The Chinese (1967)
1/10
Feckless propaganda
26 June 2014
Roman Polanksi once said that "people like Godard are like little kids playing at being revolutionaries", noting that he had actually grown up surrounded by the realities of communism. As a general rule I would always try to avoid a filmmaker's personal tastes, opinions and politics but, as La Chinoise is essentially a political statement, it's impossible not to let the Godard's politics affect my opinion of it. Sadly, Polanski's comment sums this film up perfectly.

There is no plot. What we are subjected to amounts to little more than a series of vignettes of utterly bourgeois adolescents rambling their tin- pot political philosophies from the comfort of their upper middle class apartments. Was this supposed to be ironic? Or are we supposed to buy into the ideas of these vacuous kids? It fails on both levels. All I wanted to do was give all of them a good slap across the chops and tell them to grow up.

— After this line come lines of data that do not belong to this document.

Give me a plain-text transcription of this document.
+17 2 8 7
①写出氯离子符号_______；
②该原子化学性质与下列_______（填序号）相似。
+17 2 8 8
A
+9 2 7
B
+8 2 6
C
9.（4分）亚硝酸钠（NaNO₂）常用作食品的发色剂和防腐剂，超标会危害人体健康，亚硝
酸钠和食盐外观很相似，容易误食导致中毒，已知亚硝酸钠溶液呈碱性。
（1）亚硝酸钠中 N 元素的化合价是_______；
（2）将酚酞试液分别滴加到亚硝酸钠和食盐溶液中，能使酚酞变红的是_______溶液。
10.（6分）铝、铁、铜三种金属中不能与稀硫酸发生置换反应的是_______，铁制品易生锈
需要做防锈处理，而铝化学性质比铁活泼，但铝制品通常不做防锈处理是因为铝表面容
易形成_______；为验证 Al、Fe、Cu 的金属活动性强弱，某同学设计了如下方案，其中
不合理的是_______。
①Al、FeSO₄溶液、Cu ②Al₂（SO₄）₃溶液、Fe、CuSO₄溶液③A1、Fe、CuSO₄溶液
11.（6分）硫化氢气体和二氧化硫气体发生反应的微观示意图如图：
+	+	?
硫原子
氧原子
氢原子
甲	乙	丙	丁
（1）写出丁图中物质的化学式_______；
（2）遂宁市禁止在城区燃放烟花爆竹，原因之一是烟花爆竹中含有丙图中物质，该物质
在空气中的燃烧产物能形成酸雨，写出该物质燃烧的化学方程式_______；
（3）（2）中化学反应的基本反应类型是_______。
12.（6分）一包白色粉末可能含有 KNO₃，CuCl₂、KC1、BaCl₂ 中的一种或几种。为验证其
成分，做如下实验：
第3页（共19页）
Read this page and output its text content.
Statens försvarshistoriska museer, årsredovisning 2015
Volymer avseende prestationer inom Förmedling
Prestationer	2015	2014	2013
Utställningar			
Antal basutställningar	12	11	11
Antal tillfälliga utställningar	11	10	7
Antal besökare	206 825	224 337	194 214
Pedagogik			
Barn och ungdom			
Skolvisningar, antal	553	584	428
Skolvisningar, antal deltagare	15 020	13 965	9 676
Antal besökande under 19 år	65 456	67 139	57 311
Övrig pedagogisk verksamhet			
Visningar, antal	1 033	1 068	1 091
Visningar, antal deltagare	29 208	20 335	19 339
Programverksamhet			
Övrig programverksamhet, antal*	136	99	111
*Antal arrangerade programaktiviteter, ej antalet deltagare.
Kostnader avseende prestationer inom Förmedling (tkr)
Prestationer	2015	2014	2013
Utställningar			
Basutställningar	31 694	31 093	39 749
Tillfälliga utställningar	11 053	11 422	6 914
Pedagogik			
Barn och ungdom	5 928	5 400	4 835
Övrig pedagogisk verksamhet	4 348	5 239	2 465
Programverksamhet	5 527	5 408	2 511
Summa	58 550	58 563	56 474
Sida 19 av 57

Am I missing the point? Do I just not get it? Perhaps, and I'm fine with that. I truly love some of Godard's films; Vivra Sa Vie, Pierrot Le Fou, Le Mepris. The difference is that all of these films had something or someone for me to care about. The one thing that might have saved La Chinoise for me would have been for all the characters to catch bubonic plague and die horribly. That's would have cheered me up.

Stylistically the film has Godard written all over it but, by the time this film came out (in 1967), these flairs were already wearing a little thin, especially when they're essentially there to veil an utterly feckless piece of propaganda. The only point of vague interest here is the slightly eerie way in which this film precipitated the riots of May 1968. This alone, however, is not worth the 85 minutes of your life you will wish you could have back if you decide to sit through this twaddle.